It's About Time...

28.7.05

A Foodie or An Asshole?

Who gives their partner the silent treatment during dinner, and then tosses a technical "thanks for dinner" out the window as she leaves the table for the serious offense of making mac 'n cheese for dinner?

Tami would say, "Don't be such a jerk."

D. would say, "A foodie. I'm mean, come on, reconstituted cheese? Oh, vile!"

Judge tenderly of me!

7 Comments:

  • At 29/7/05 09:02 , Blogger anna j said...

    thing is, i think a foodie would make the effort to at least suggest an alternative to the offensive meal instead of just getting annoyed and saying "whatever." that's where the asshole bit comes in.

     
  • At 30/7/05 06:16 , Anonymous Anonymous said...

    Mac & cheese is one of my favorite meals... it's not too late to marry me, E.!

     
  • At 30/7/05 11:13 , Blogger anna j said...

    no, no, no, see, she was the one snubbing the mac and cheese that i had made for dinner. and it was the good kind, too! not the orange-powder kind.

     
  • At 30/7/05 11:47 , Anonymous Anonymous said...
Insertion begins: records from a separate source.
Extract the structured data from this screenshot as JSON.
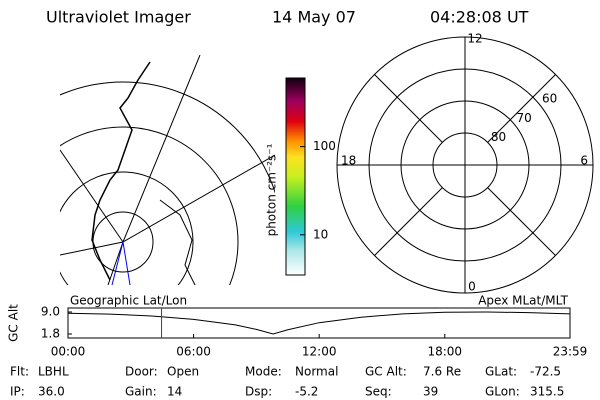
{
  "header": {
    "title": "Ultraviolet Imager",
    "date": "14 May 07",
    "time": "04:28:08 UT"
  },
  "colorbar": {
    "label": "photon cm⁻²s⁻¹",
    "ticks": [
      100,
      10
    ],
    "range": [
      3.5,
      600
    ]
  },
  "polar": {
    "mlt_labels": {
      "top": "12",
      "left": "18",
      "right": "6",
      "bottom": "0"
    },
    "lat_rings": [
      80,
      70,
      60
    ],
    "lat_limit": 50
  },
  "timeline": {
    "left_label": "Geographic Lat/Lon",
    "right_label": "Apex MLat/MLT",
    "y_label": "GC Alt",
    "yticks": [
      {
        "value": 9,
        "label": "9.0"
      },
      {
        "value": 1.8,
        "label": "1.8"
      }
    ],
    "ylim": [
      1.8,
      9
    ],
    "xlim": [
      0,
      23.983
    ],
    "xticks": [
      {
        "value": 0,
        "label": "00:00"
      },
      {
        "value": 6,
        "label": "06:00"
      },
      {
        "value": 12,
        "label": "12:00"
      },
      {
        "value": 18,
        "label": "18:00"
      },
      {
        "value": 23.983,
        "label": "23:59"
      }
    ],
    "x": [
      0,
      2,
      4,
      6,
      8,
      9,
      9.8,
      10.5,
      12,
      14,
      16,
      18,
      20,
      22,
      23.983
    ],
    "values": [
      8.6,
      8.3,
      7.7,
      6.6,
      4.8,
      3.3,
      1.8,
      3.2,
      5.5,
      7.3,
      8.4,
      8.9,
      9.0,
      8.8,
      8.4
    ],
    "marker_time": 4.469
  },
  "footer": {
    "rows": [
      [
        {
          "label": "Flt:",
          "value": "LBHL"
        },
        {
          "label": "Door:",
          "value": "Open"
        },
        {
          "label": "Mode:",
          "value": "Normal"
        },
        {
          "label": "GC Alt:",
          "value": "7.6 Re"
        },
        {
          "label": "GLat:",
          "value": "-72.5"
        }
      ],
      [
        {
          "label": "IP:",
          "value": "36.0"
        },
        {
          "label": "Gain:",
          "value": "14"
        },
        {
          "label": "Dsp:",
          "value": "-5.2"
        },
        {
          "label": "Seq:",
          "value": "39"
        },
        {
          "label": "GLon:",
          "value": "315.5"
        }
      ]
    ]
  }
}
    Oooooooohhhhh.... ok, then YOU'LL have to marry me! :) Except that I LIKE the orange powder kind the best!!!

     
  • At 2/8/05 01:59 , Blogger they call me mellow yellow said...

    I happen to prefer the good ol powder kind, but every once in a while I like the velveeta shells!! MMMMM rich and creamy!

     
  • At 2/8/05 20:21 , Blogger Ruth said...

    Like yer mom, Mellow?

     
  • At 17/8/05 06:35 , Anonymous Anonymous said...

    No, D. would probably ask for bare pasta with olive oil and black pepper since her dairy allergy's been worse than ever of late. And dash into the kitchen to prepare a salad to make her feel like she's eaten a 'proper' meal.

    You're right, a foodie suggests an alternative. Or indeed makes an alternative if le chef de jour's not in the mood to change his or her menu.

    Of course there are always moments when one has to compromise. Life can't all be exquisite gastronomical treats. When all else fails there are always veggie burgers to be grilled and bunged into that vile plastic bread my lover seems to adore.